Allí arriba soplaba mucho viento que alborotó los cabellos de Diana e hizo que la señorita Pimienta asiera su chal con más fuerza.
Desde aquella altura podían dominar la Base Submarina.
—No dudo que ustedes ya saben lo que se hace allí —dijo el barquero—. Investigaciones submarinas secretas. No se permite la entrada a nadie, ni siquiera a nosotros los pescadores, aunque yo conozco todos los rincones desde niño. ¡Fíjense cómo está de vigilada la bahía!
Un muro de piedra la rodeaba toda, y ningún barco podía entrar sin que fueran abiertas las compuertas secretas. Varios hombres montaban guardia en pequeñas garitas abiertas en la misma piedra sobre el muro. Se vio el centelleo de un cristal.
—¿Han visto? —dijo el barquero—. Uno de los centinelas ha dirigido los prismáticos hacia nosotros, pero sabe que no podemos pasar de aquí. Si cualquiera se acercara a la bahía, pasando de estas rocas, volaría hecho pedazos. Están minadas.
—Todo esto es extremadamente peligroso —dijo la señorita Pimienta nerviosa.
—¡Por Dios, señora, usted no podría llegar a la parte minada! —exclamó el buen hombre para tranquilizarla—. Hay cientos de metros de alambre espinoso.

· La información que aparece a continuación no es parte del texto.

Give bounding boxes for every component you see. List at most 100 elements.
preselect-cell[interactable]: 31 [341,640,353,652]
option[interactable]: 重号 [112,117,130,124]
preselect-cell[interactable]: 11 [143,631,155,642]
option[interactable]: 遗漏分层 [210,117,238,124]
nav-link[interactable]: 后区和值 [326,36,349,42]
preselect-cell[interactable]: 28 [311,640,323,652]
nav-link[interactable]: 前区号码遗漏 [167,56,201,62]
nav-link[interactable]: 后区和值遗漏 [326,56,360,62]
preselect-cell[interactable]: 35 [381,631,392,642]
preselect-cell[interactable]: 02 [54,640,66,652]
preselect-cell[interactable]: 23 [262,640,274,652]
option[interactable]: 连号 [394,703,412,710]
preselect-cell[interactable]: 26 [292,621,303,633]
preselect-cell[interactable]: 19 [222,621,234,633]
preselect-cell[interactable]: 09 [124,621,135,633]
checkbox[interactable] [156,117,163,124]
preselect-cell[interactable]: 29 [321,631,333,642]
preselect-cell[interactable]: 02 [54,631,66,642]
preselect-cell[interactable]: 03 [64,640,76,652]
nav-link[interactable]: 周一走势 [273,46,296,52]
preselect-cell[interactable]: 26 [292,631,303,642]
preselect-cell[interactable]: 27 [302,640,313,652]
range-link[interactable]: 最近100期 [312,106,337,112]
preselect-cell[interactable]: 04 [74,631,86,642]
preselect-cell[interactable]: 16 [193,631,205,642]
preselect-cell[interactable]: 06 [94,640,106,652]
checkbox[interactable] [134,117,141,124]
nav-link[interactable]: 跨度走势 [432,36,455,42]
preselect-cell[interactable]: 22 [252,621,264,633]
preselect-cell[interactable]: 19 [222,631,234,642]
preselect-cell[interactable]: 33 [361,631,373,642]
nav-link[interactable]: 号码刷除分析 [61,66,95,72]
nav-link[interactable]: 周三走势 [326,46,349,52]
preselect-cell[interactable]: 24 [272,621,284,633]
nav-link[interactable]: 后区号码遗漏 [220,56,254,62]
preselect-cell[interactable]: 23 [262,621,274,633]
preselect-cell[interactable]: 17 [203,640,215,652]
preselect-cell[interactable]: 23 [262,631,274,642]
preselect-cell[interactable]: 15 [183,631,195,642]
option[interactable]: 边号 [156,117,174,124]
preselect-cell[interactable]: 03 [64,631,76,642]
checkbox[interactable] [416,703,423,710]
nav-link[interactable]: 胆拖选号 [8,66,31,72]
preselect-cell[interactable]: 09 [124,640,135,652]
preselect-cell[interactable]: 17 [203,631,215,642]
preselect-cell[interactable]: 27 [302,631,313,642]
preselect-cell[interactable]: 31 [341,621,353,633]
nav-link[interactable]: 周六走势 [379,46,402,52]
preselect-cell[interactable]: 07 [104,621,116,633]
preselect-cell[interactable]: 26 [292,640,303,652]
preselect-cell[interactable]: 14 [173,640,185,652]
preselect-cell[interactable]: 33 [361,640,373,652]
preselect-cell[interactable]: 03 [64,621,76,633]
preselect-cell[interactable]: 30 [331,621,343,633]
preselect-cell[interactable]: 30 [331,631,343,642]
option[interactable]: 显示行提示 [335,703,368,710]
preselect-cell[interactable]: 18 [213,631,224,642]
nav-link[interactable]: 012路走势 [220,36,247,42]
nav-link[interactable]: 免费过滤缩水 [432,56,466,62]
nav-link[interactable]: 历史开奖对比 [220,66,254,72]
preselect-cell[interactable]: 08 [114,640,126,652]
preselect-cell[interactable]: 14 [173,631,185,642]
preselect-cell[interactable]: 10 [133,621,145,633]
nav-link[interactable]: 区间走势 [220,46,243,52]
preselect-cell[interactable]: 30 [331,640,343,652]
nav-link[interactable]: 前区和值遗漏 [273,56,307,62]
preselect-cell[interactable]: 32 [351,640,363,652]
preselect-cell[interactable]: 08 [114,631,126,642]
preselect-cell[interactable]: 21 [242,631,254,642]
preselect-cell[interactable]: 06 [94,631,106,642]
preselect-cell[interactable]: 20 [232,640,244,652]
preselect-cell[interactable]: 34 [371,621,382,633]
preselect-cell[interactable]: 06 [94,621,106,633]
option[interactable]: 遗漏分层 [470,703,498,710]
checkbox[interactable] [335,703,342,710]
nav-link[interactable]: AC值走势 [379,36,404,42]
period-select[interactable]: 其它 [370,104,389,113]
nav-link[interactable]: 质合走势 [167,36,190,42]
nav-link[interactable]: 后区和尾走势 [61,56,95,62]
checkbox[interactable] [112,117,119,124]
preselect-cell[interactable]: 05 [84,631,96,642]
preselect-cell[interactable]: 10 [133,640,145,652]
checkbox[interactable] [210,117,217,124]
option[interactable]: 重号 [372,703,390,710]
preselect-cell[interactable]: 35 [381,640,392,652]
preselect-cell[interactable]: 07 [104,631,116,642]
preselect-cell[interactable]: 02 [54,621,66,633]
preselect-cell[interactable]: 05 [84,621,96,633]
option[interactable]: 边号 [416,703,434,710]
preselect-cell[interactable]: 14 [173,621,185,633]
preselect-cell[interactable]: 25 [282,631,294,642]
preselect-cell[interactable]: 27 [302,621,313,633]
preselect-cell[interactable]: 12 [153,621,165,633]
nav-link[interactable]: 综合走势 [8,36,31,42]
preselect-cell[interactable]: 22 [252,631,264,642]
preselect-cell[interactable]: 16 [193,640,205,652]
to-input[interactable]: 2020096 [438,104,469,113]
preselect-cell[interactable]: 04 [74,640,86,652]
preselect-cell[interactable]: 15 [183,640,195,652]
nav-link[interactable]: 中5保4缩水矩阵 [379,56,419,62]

—¿Y dónde está el agujero-soplador? —preguntó Roger.
—Ah, sí. Miren hacia allí… ¿ven? —dijo el barquero señalando hacia tierra de la que surgía la cadena de enormes rocas sobre las que se hallaban. Todos miraron hacia donde les indicaba.

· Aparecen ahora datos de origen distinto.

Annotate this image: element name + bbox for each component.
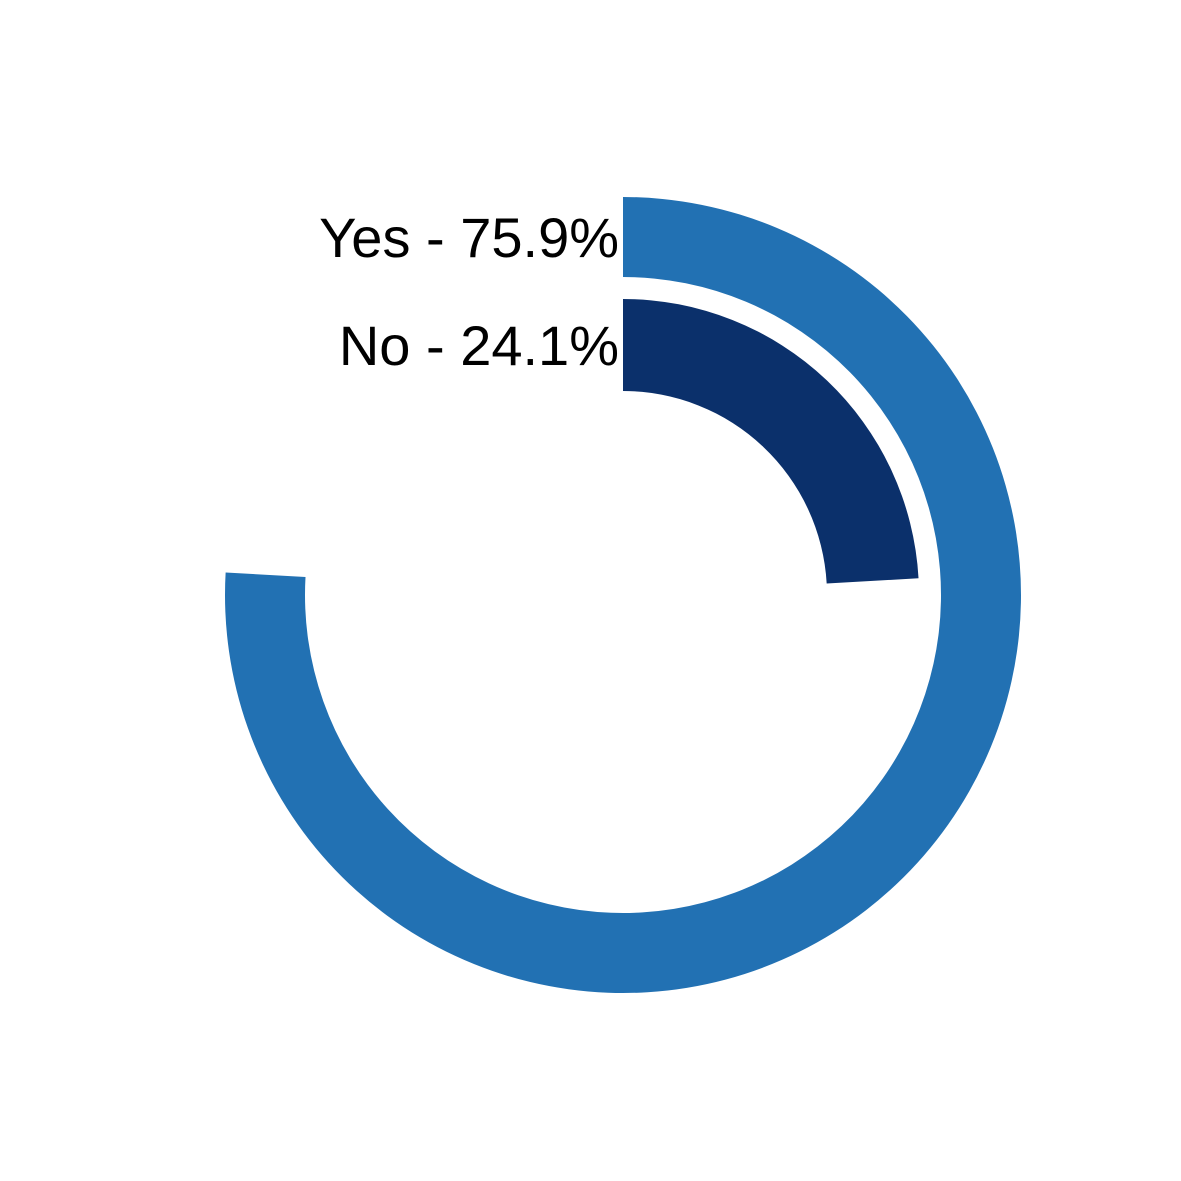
bar-label-yes: Yes - 75.9% — [319, 206, 619, 269]
bars-group — [224, 197, 1022, 993]
bar-label-no: No - 24.1% — [339, 314, 619, 377]
bar-no — [623, 299, 919, 584]
labels-group: Yes - 75.9% No - 24.1% — [319, 206, 619, 377]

De pronto vieron un gran surtidor de agua que se alzó con un fuerte rugido, para volver a caer inmediatamente.
—¿Qué ha sido eso? —preguntó Diana sobresaltada.
—Ya se lo he dicho. Un agujero-soplador —repuso el barquero—. ¿No habían visto ninguno hasta ahora? Por nuestras costas hay muchos, unos grandes, otros pequeños. Hay un largo pasadizo en las rocas que va desde el remolino al agujero-soplador… y cuando la marea está alta… como ahora… las aguas son impulsadas por la marea a través del pasadizo y salen por el agujero. Miren… volverá a surgir el surtidor dentro de un minuto.
Y así fue. Chatín estaba emocionado.
—¿Por qué ocurre sólo cuando la marea está alta? —le preguntó—. ¿Por qué no siempre? ¡Troncho… ahí sale otra vez! ¡Parece una ballena lanzando chorros de agua!
—Cuando la marea está baja el nivel del agua no alcanza el pasadizo —explicó el barquero—. De manera que el agua no penetra en él, pero cuando la marea sube, impulsa al agua de nuevo por el túnel haciéndola salir por el agujero.
—¿Dónde está la entrada del pasadizo? —quiso saber Roger—. Supongo que no debe verse cuando la marea alta…
—No. En absoluto —interrumpió el barquero—. Pero puedo indicarles dónde empieza cuando regresemos. Hay una curiosa historia acerca de ese pasadizo.
—¿Sí? —exclamó Chatín al punto, ya que le entusiasmaban las historias.
—Se dice que ciertos contrabandistas quisieron librarse en cierta ocasión de uno de sus enemigos, de manera que su cuerpo no volviera a encontrarse jamás —explicó el barquero—. Y le trajeron aquí a medianoche. Le arrojaron al remolino y huyeron a refugiarse a la bahía donde ahora están los submarinos.
Tras una pausa, Chatín le apremió para que continuara.
—Siga… ¿y qué más?
—Pues, el individuo que arrojaron al agua era muy fuerte, casi un gigante, y no quiso dejarse absorber por el remolino sin luchar. Así que antes de que las aguas le tragaran nadó hacia la orilla de la laguna, asiéndose al borde rocoso, pero no pudo subirse a él.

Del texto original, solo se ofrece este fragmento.